Directed by Richie Moore, Who's Watching Oliver (Thailandia, USA - 2018) è un film horror tagliente che immerge lo spettatore in un contesto dominato da tristezza, umiliazioni e violenza. Caratterizzato da una buona regia e da una fotografia molto curata (sempre a cura di Richie Moore), Who's Watching Oliver vede il suo punto di forza nella sceneggiatura e, soprattutto, nella prova recitativa di Russell Geoffrey Banks. L'attore (nonché sceneggiatore del film insieme a Richie Moore), regala al pubblico una performance spettacolare, tanto da incarnare un iconico ed indimenticabile omicida.
Who's Watching Oliver sonda il terreno della malattia mentale e dei problemi da essa scatenati come quelli connessi al comportamento e alla sfera emozionale, con conseguenti ripercussioni nella vita sociale. Il film di Moore gioca sui disturbi d'ansia e sugli impulsi del protagonista che, come affetto da disturbo borderline, si lascia andare ad azioni abominevoli seguite poi da vergogna e dal senso di colpa.
Tale comportamento è in realtà una risposta automatica agli anni di maltrattamenti, torture e abusi subiti da parte dei genitori che Oliver chiama "mostri".

La mancata autostima, l'insicurezza e la paura dell'abbandono portano Oliver a considerare la figura materna (Margaret Roche) come unico punto di riferimento.

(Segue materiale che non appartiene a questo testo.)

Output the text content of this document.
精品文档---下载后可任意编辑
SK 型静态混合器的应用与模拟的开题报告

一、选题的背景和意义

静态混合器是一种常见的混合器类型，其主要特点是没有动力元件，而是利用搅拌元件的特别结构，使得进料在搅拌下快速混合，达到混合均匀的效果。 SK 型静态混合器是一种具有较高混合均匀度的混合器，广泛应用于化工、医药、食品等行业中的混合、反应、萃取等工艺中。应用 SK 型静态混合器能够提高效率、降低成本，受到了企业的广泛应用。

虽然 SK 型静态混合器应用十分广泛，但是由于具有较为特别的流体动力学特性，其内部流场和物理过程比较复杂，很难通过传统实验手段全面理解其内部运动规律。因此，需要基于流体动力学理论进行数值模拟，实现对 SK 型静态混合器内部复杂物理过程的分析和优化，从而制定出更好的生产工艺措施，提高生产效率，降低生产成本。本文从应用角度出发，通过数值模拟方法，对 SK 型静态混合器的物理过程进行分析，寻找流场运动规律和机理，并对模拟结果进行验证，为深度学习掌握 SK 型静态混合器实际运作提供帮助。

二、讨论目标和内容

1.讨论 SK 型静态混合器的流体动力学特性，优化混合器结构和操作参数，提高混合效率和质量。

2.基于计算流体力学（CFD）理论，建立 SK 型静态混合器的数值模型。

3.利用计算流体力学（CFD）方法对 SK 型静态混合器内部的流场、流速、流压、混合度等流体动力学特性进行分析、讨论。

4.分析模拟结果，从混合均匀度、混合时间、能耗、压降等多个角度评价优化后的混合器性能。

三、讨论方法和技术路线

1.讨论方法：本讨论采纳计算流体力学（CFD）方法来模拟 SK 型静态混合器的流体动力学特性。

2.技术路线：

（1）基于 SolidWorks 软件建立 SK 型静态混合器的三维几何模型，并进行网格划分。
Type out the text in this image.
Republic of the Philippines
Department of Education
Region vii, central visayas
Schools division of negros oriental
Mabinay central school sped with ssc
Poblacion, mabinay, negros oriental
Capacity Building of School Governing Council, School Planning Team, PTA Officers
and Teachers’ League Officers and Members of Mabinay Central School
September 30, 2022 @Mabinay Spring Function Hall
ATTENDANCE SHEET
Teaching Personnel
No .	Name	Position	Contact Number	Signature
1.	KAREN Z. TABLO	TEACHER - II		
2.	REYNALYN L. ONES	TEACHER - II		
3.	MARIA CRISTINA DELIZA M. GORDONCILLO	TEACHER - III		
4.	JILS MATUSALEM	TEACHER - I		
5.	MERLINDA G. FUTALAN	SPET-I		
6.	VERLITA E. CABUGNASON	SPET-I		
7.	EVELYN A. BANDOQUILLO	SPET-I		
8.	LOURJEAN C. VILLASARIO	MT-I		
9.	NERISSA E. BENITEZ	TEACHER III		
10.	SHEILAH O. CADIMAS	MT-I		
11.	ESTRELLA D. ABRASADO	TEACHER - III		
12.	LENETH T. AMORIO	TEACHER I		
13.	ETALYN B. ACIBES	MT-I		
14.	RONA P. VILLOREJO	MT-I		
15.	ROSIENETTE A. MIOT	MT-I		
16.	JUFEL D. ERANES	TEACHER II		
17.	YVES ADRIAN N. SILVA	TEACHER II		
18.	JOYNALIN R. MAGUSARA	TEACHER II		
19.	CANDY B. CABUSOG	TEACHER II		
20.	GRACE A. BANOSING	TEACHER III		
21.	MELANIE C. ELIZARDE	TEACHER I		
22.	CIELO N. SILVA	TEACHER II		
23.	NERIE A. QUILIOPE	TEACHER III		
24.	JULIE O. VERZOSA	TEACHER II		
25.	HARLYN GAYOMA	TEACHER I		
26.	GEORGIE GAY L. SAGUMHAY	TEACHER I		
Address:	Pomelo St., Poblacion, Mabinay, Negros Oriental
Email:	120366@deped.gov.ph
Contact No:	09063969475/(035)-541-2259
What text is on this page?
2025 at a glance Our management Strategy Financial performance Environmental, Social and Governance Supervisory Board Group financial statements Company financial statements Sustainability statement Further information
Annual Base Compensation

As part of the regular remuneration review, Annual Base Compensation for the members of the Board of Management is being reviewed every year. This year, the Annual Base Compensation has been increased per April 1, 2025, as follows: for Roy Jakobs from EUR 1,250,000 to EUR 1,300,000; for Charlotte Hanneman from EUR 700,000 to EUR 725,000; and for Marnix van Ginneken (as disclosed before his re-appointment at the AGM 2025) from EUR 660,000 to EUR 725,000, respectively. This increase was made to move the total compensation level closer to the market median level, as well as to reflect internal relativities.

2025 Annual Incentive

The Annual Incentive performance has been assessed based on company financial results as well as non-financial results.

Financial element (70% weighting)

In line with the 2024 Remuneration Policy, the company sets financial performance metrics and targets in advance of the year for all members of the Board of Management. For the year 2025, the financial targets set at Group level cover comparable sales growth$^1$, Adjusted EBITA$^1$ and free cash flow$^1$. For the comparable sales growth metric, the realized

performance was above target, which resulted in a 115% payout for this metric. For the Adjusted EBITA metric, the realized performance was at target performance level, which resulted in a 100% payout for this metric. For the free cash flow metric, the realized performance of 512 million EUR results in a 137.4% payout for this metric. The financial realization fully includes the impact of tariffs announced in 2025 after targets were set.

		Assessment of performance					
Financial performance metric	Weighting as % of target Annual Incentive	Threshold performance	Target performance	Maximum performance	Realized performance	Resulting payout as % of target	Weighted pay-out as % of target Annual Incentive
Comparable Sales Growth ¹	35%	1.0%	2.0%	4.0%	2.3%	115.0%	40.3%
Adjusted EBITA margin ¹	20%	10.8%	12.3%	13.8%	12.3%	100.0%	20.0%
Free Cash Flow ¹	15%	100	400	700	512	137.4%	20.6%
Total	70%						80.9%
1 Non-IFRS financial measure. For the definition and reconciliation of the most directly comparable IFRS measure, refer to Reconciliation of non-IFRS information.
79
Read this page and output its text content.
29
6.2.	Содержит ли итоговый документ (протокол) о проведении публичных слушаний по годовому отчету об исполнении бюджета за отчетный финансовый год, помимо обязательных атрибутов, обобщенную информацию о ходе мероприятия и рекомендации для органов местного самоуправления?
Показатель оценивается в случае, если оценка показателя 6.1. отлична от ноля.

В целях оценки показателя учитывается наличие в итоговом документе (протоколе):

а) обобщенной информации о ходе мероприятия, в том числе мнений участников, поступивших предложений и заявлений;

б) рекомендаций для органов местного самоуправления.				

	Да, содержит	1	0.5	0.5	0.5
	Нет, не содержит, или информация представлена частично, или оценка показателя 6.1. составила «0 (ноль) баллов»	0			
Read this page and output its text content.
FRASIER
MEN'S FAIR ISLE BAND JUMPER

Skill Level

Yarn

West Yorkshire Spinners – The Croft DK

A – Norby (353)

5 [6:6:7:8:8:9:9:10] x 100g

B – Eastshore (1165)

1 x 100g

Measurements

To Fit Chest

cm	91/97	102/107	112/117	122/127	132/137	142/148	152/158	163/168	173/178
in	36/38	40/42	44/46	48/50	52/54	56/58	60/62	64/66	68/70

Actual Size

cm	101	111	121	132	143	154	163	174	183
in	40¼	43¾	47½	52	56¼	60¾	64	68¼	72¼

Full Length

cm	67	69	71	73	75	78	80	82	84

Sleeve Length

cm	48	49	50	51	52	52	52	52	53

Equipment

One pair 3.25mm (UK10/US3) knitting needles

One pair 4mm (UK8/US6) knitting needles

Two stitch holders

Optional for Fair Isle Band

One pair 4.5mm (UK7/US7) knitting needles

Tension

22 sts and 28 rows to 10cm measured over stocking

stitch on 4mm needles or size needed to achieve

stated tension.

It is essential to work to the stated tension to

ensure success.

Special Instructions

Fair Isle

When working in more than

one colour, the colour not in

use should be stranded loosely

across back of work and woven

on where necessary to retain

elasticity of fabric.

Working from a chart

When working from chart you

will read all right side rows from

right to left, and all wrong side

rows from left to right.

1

Motivo per cui, come un involucro senza anima, si lascia umiliare dalla donna accontentando i suoi più perversi desideri. Ed ecco che Who's Watching Oliver flows into perversions (voyeurism, urophilia, sadism) seasoning it with intense and uncontrollable emotional outbursts, neurosis, despair and heartbreaking moments that highlight Oliver's fragile emotional state.
Very explicit in nudity and blood, Who's Watching Oliver è uno shockante viaggio infernale nella mente del protagonista. Con le sue manifestazioni comportamentali e mentali (corredate anche dal disturbo del linguaggio), Russell Geoffrey Banks incarna alla perfezione una vittima divenuta carnefice. L'orrore compiuto passa in secondo piano e diventa quasi una cornice che adorna la sua vita già distrutta.
Full of tensions and twists and turns, the film is in fact a true investigation into the psychology of this tormented character who is nevertheless able to love.
The very relevant ending also gives an unexpected glimpse of sick love.
In Who's Watching Oliver, the obsessive and morbid relationship between Oliver and his mother is reminiscent of that of Psycho (1960) and, in some ways, also that of Maniac (2012).

The cast includes Russell Geoffrey Banks, Sara Malakul Lane, Margaret Roche, Cecilia Belletti, Champagne Nuttanun and Kelly Woodcock. The film is produced by Raimund Huber and Aki Komine.
Plot: il solitario Oliver è un uomo mentalmente instabile che di notte vaga senza meta per le strade della città alla ricerca di vittime. Intrappolato in una vita umiliante e frustrante in cui riesce a reagire solo con la violenza, Oliver trova nella dolce ed ingenua Sophia (Sara Malakul Lane) un'ancora di salvezza.